Поселившись на Чабанице в сторожке над обрывом, она будет навещать матушку-хозяюшку и Тетянку. Их она не забудет! Где уж забыть! И при этих словах заплакала. Ее тянет теперь к одиночеству, как прежде – к бродяжничеству. Она всеми лекарствами и заклинаниями, какие знает, будет пользовать там людей с глазу на глаз. Туда к ней будут заходить, а сюда – стыдятся. Пусть когда-нибудь люди узнают, кто такая была Мавра. Мавра – дочь славного музыканта Андронати и жена самого Лукача Раду. Здесь, в долине, у Иванихи Дубихи, куда на мельницу приходит всякий люд, – ей нет покоя. Ну и насмехались они над ней, конечно насмехались! Но там, на Чабанице, в лесу, в глуши над обрывом, мужик держится перед ворожеей иначе. Там она барыня. В ее власти сила заклинаний, там она его постоять заставит, коли захочет. И, произнеся это, Мавра рассмеялась каким-то странным, болезненным, глумливым, полным скрытого презрения смехом – будто уж тут перед ней стоял крестьянин...

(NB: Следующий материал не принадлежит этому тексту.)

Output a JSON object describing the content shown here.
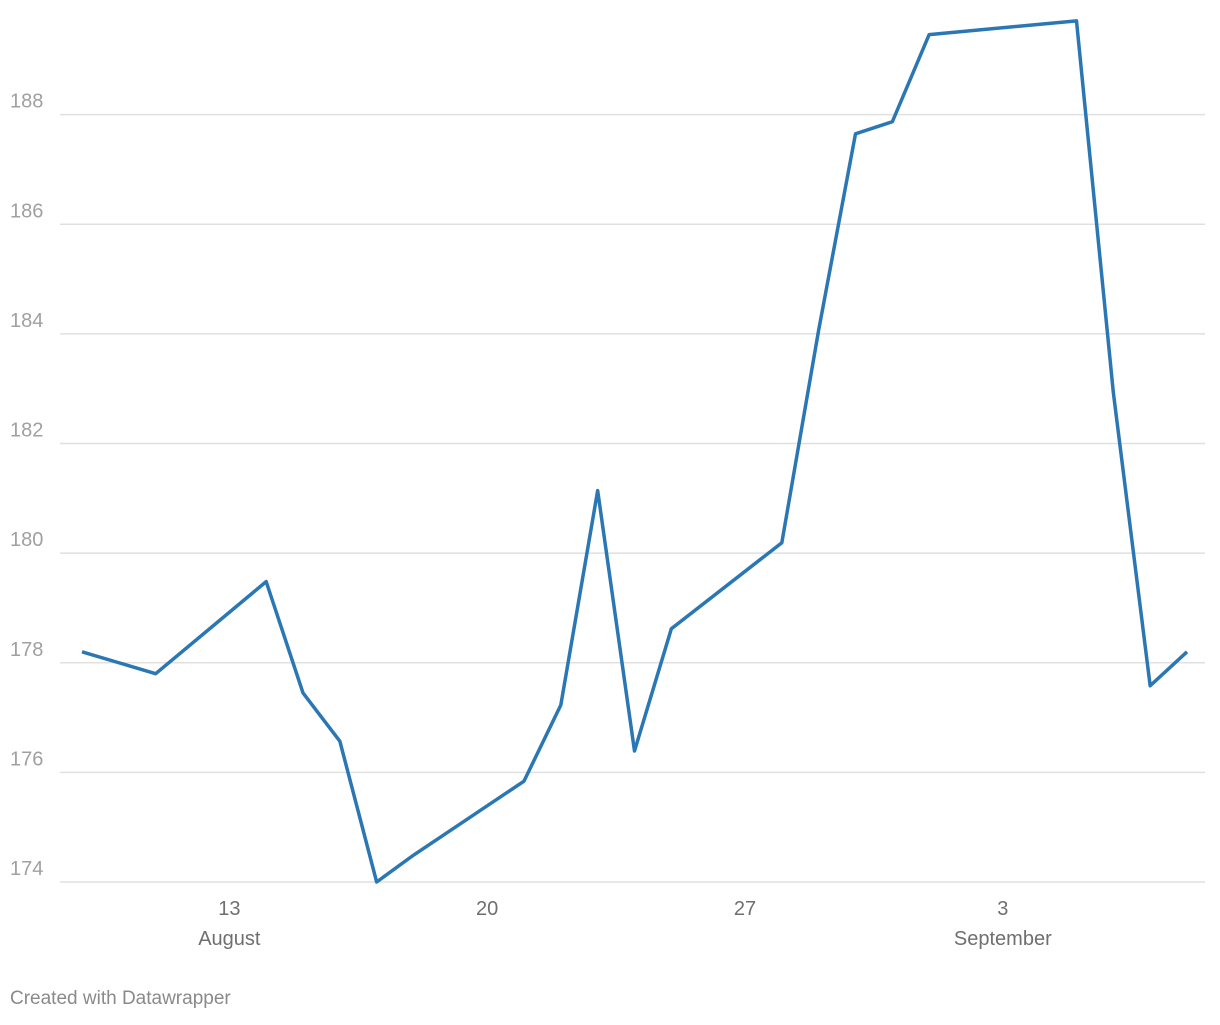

Иваниха Дубиха молчала. Она о чем-то размышляла, колебалась.

Раздумывая над словами цыганки, она убеждалась в правоте Мавры. Невозможно было оставлять навсегда в своем доме «бродягу», как называли ее люди, тем более что она занимается ворожбой, чародейством и всяким другим богопротивным делом, против которого батюшка не однажды говорил в церкви. К тому же скоро Тетянка войдет в возраст, станут почтенные люди заглядывать в дом... а у нее живет цыганка-ворожейка. И с другой стороны... Если не позволит она Мавре жить в сторожке на Чабанице, та способна уйти вместе с ребенком куда угодно. Куда глаза глядят, может быть даже к своим цыганам. И тогда...

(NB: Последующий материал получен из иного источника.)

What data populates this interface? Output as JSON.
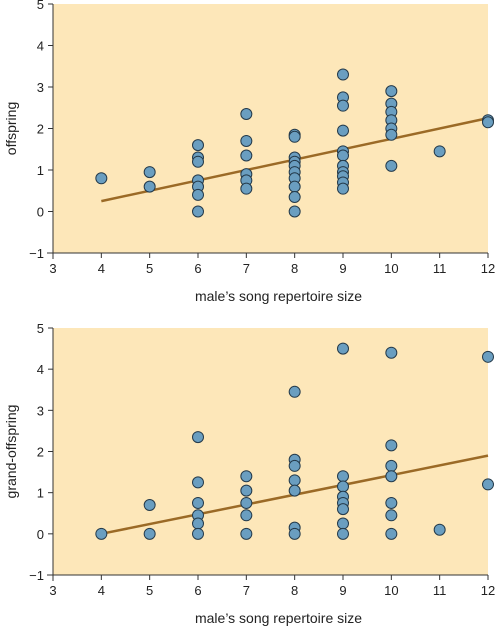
{
  "colors": {
    "panel_bg": "#fde7b9",
    "point_fill": "#6a9ec0",
    "point_stroke": "#243a4a",
    "trend_line": "#9b6a26",
    "axis": "#333333"
  },
  "chart_data": [
    {
      "type": "scatter",
      "xlabel": "male’s song repertoire size",
      "ylabel": "offspring",
      "xlim": [
        3,
        12
      ],
      "ylim": [
        -1,
        5
      ],
      "xticks": [
        3,
        4,
        5,
        6,
        7,
        8,
        9,
        10,
        11,
        12
      ],
      "yticks": [
        -1,
        0,
        1,
        2,
        3,
        4,
        5
      ],
      "grid": false,
      "legend": "none",
      "trend": {
        "x": [
          4,
          12
        ],
        "y": [
          0.25,
          2.25
        ]
      },
      "points": [
        [
          4,
          0.8
        ],
        [
          5,
          0.95
        ],
        [
          5,
          0.6
        ],
        [
          6,
          1.6
        ],
        [
          6,
          1.3
        ],
        [
          6,
          1.2
        ],
        [
          6,
          0.75
        ],
        [
          6,
          0.6
        ],
        [
          6,
          0.4
        ],
        [
          6,
          0.0
        ],
        [
          7,
          2.35
        ],
        [
          7,
          1.7
        ],
        [
          7,
          1.35
        ],
        [
          7,
          0.9
        ],
        [
          7,
          0.75
        ],
        [
          7,
          0.55
        ],
        [
          8,
          1.85
        ],
        [
          8,
          1.8
        ],
        [
          8,
          1.3
        ],
        [
          8,
          1.2
        ],
        [
          8,
          1.1
        ],
        [
          8,
          0.95
        ],
        [
          8,
          0.8
        ],
        [
          8,
          0.6
        ],
        [
          8,
          0.35
        ],
        [
          8,
          0.0
        ],
        [
          9,
          3.3
        ],
        [
          9,
          2.75
        ],
        [
          9,
          2.55
        ],
        [
          9,
          1.95
        ],
        [
          9,
          1.45
        ],
        [
          9,
          1.35
        ],
        [
          9,
          1.1
        ],
        [
          9,
          0.95
        ],
        [
          9,
          0.85
        ],
        [
          9,
          0.7
        ],
        [
          9,
          0.55
        ],
        [
          10,
          2.9
        ],
        [
          10,
          2.6
        ],
        [
          10,
          2.4
        ],
        [
          10,
          2.2
        ],
        [
          10,
          2.0
        ],
        [
          10,
          1.85
        ],
        [
          10,
          1.1
        ],
        [
          11,
          1.45
        ],
        [
          12,
          2.2
        ],
        [
          12,
          2.15
        ]
      ]
    },
    {
      "type": "scatter",
      "xlabel": "male’s song repertoire size",
      "ylabel": "grand-offspring",
      "xlim": [
        3,
        12
      ],
      "ylim": [
        -1,
        5
      ],
      "xticks": [
        3,
        4,
        5,
        6,
        7,
        8,
        9,
        10,
        11,
        12
      ],
      "yticks": [
        -1,
        0,
        1,
        2,
        3,
        4,
        5
      ],
      "grid": false,
      "legend": "none",
      "trend": {
        "x": [
          4,
          12
        ],
        "y": [
          0.0,
          1.9
        ]
      },
      "points": [
        [
          4,
          0.0
        ],
        [
          5,
          0.7
        ],
        [
          5,
          0.0
        ],
        [
          6,
          2.35
        ],
        [
          6,
          1.25
        ],
        [
          6,
          0.75
        ],
        [
          6,
          0.45
        ],
        [
          6,
          0.25
        ],
        [
          6,
          0.0
        ],
        [
          7,
          1.4
        ],
        [
          7,
          1.05
        ],
        [
          7,
          0.75
        ],
        [
          7,
          0.45
        ],
        [
          7,
          0.0
        ],
        [
          8,
          3.45
        ],
        [
          8,
          1.8
        ],
        [
          8,
          1.65
        ],
        [
          8,
          1.3
        ],
        [
          8,
          1.05
        ],
        [
          8,
          0.15
        ],
        [
          8,
          0.0
        ],
        [
          9,
          4.5
        ],
        [
          9,
          1.4
        ],
        [
          9,
          1.15
        ],
        [
          9,
          0.9
        ],
        [
          9,
          0.75
        ],
        [
          9,
          0.6
        ],
        [
          9,
          0.25
        ],
        [
          9,
          0.0
        ],
        [
          10,
          4.4
        ],
        [
          10,
          2.15
        ],
        [
          10,
          1.65
        ],
        [
          10,
          1.4
        ],
        [
          10,
          0.75
        ],
        [
          10,
          0.45
        ],
        [
          10,
          0.0
        ],
        [
          11,
          0.1
        ],
        [
          12,
          4.3
        ],
        [
          12,
          1.2
        ]
      ]
    }
  ]
}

Эта мысль больше всего встревожила почтенную Иваниху Дубиху и послужила причиной к тому, чтобы удовлетворить просьбу цыганки, разрешить ей поселиться в хатенке на Чабанице... и заниматься там, чем захочет.

Трудно было сказать, кто больше любил маленькую Тетянку: она ли, родная мать, или же цыганка-изгнанница, лишенная своего ребенка, родных и мужа, – словом, всего, к чему она была привязана, – и отдавшая теперь все сердце, всю пылкую душу ребенку своей покровительницы и кормилицы.

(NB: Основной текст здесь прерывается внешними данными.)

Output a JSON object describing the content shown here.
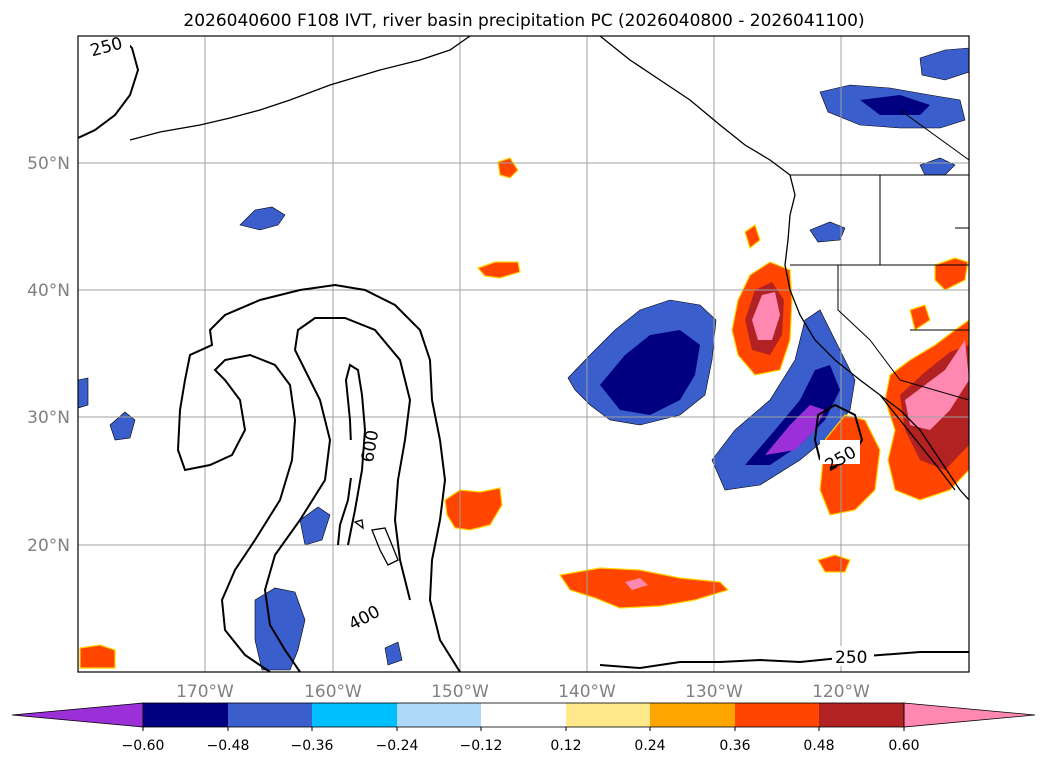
{
  "title": "2026040600 F108 IVT, river basin precipitation PC (2026040800 - 2026041100)",
  "latitude_labels": [
    "50°N",
    "40°N",
    "30°N",
    "20°N"
  ],
  "longitude_labels": [
    "170°W",
    "160°W",
    "150°W",
    "140°W",
    "130°W",
    "120°W"
  ],
  "ivt_contour_labels": [
    "250",
    "600",
    "400",
    "250",
    "250"
  ],
  "colorbar": {
    "tick_labels": [
      "−0.60",
      "−0.48",
      "−0.36",
      "−0.24",
      "−0.12",
      "0.12",
      "0.24",
      "0.36",
      "0.48",
      "0.60"
    ],
    "colors": [
      "#9b30d9",
      "#000080",
      "#3a5fcd",
      "#00bfff",
      "#add8f7",
      "#ffffff",
      "#ffe98a",
      "#ffa500",
      "#ff4500",
      "#b22222",
      "#ff88b0"
    ]
  },
  "colors": {
    "coastline": "#000000",
    "gridline": "#a0a0a0",
    "ivt_contour": "#000000"
  }
}
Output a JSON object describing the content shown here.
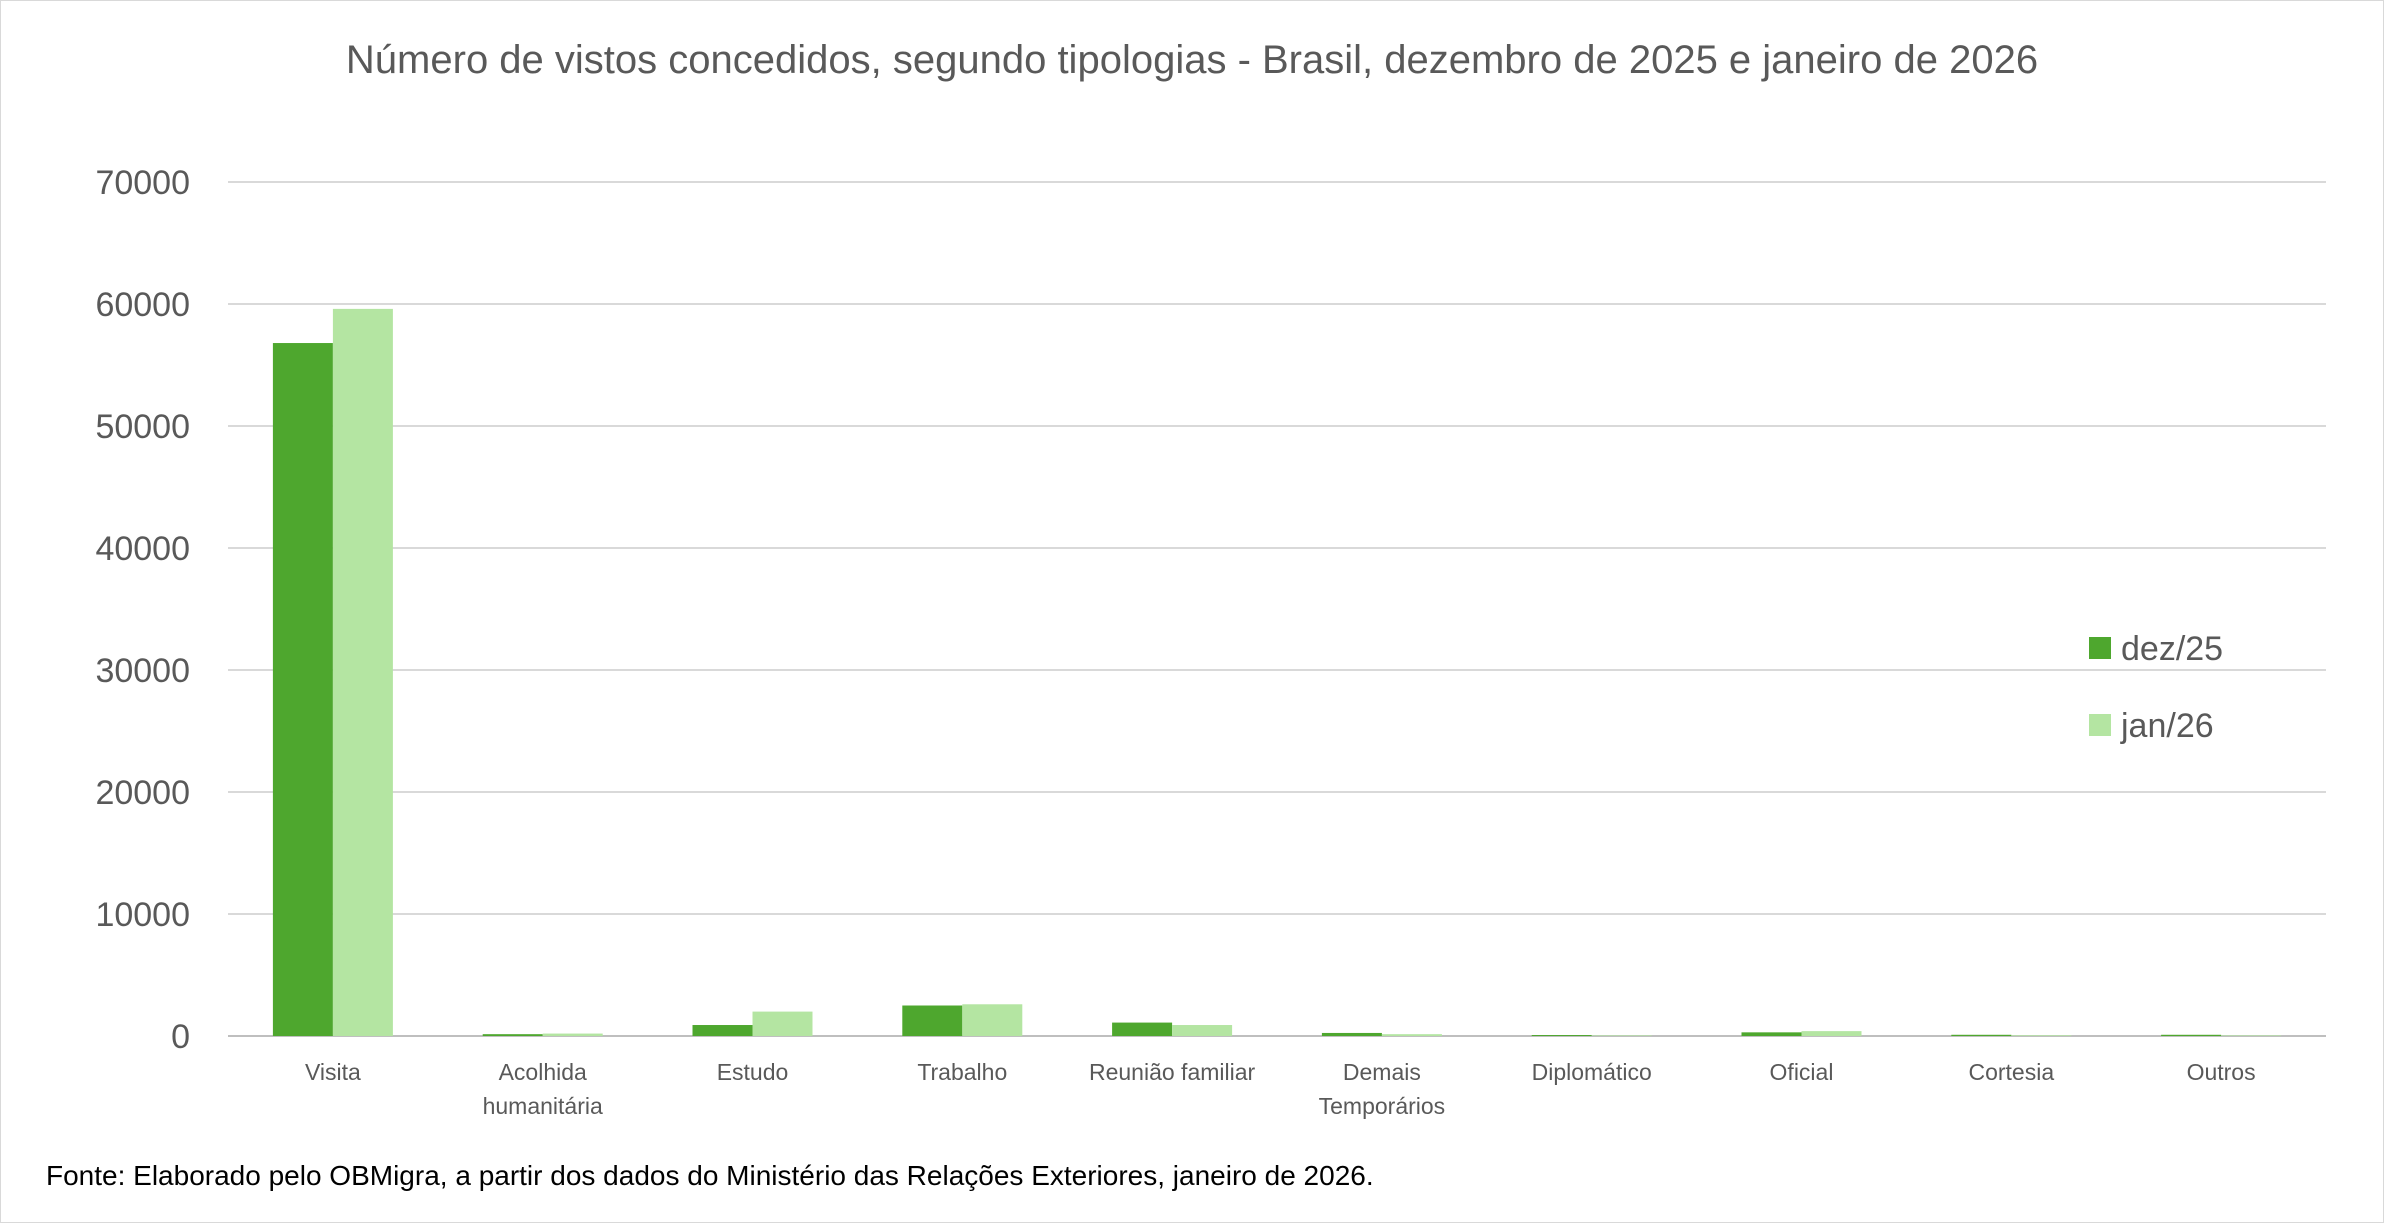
{
  "chart_data": {
    "type": "bar",
    "title": "Número de vistos concedidos, segundo tipologias - Brasil, dezembro de 2025 e janeiro de 2026",
    "categories": [
      "Visita",
      "Acolhida humanitária",
      "Estudo",
      "Trabalho",
      "Reunião familiar",
      "Demais Temporários",
      "Diplomático",
      "Oficial",
      "Cortesia",
      "Outros"
    ],
    "category_lines": [
      [
        "Visita"
      ],
      [
        "Acolhida",
        "humanitária"
      ],
      [
        "Estudo"
      ],
      [
        "Trabalho"
      ],
      [
        "Reunião familiar"
      ],
      [
        "Demais",
        "Temporários"
      ],
      [
        "Diplomático"
      ],
      [
        "Oficial"
      ],
      [
        "Cortesia"
      ],
      [
        "Outros"
      ]
    ],
    "series": [
      {
        "name": "dez/25",
        "color": "#4ea72e",
        "values": [
          56800,
          150,
          900,
          2500,
          1100,
          250,
          80,
          300,
          100,
          100
        ]
      },
      {
        "name": "jan/26",
        "color": "#b4e5a2",
        "values": [
          59600,
          200,
          2000,
          2600,
          900,
          150,
          50,
          400,
          60,
          50
        ]
      }
    ],
    "ylim": [
      0,
      70000
    ],
    "yticks": [
      0,
      10000,
      20000,
      30000,
      40000,
      50000,
      60000,
      70000
    ],
    "xlabel": "",
    "ylabel": "",
    "grid": true,
    "legend": "right"
  },
  "footer": "Fonte: Elaborado pelo OBMigra, a partir dos dados do Ministério das Relações Exteriores, janeiro de 2026."
}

Ни на кого на свете, кроме одной только Мавры, не оставила бы на попечение Иваниха Дубиха свою Тетянку. Кто видел безграничную неугасимую любовь цыганки к этому ребенку, которого, нянча с детства, она считала почти что родным, тот тоже мог бы допустить мысль, подобно Иванихе Дубихе, что Мавра способна забрать ребенка и уйти с ним куда глаза глядят. Поэтому в глубине души Иваниха боялась окончательно отказать в просьбе цыганке, которой удавалось довольно часто под тем или иным предлогом осуществлять свои желания. Тетянка жить не может без своей смуглолицей няни. В младенчестве она убаюкивала ее своими грустными, монотонными, какими-то неизвестными в наших краях колыбельными песнями. Когда девочка стала постарше, цыганка забивала голову ей разными сказками, каких тоже в селе никто не знал и не слышал. И дошло до того, что девочка слепо повиновалась своей черномазой приятельнице, – что бы та ни приказывала, ни требовала, куда бы ни послала или позвала ее. Девочка всему подчинялась, исполняла все, что исходило от нее, – часто даже наперекор желанию самой Иванихи Дубихи.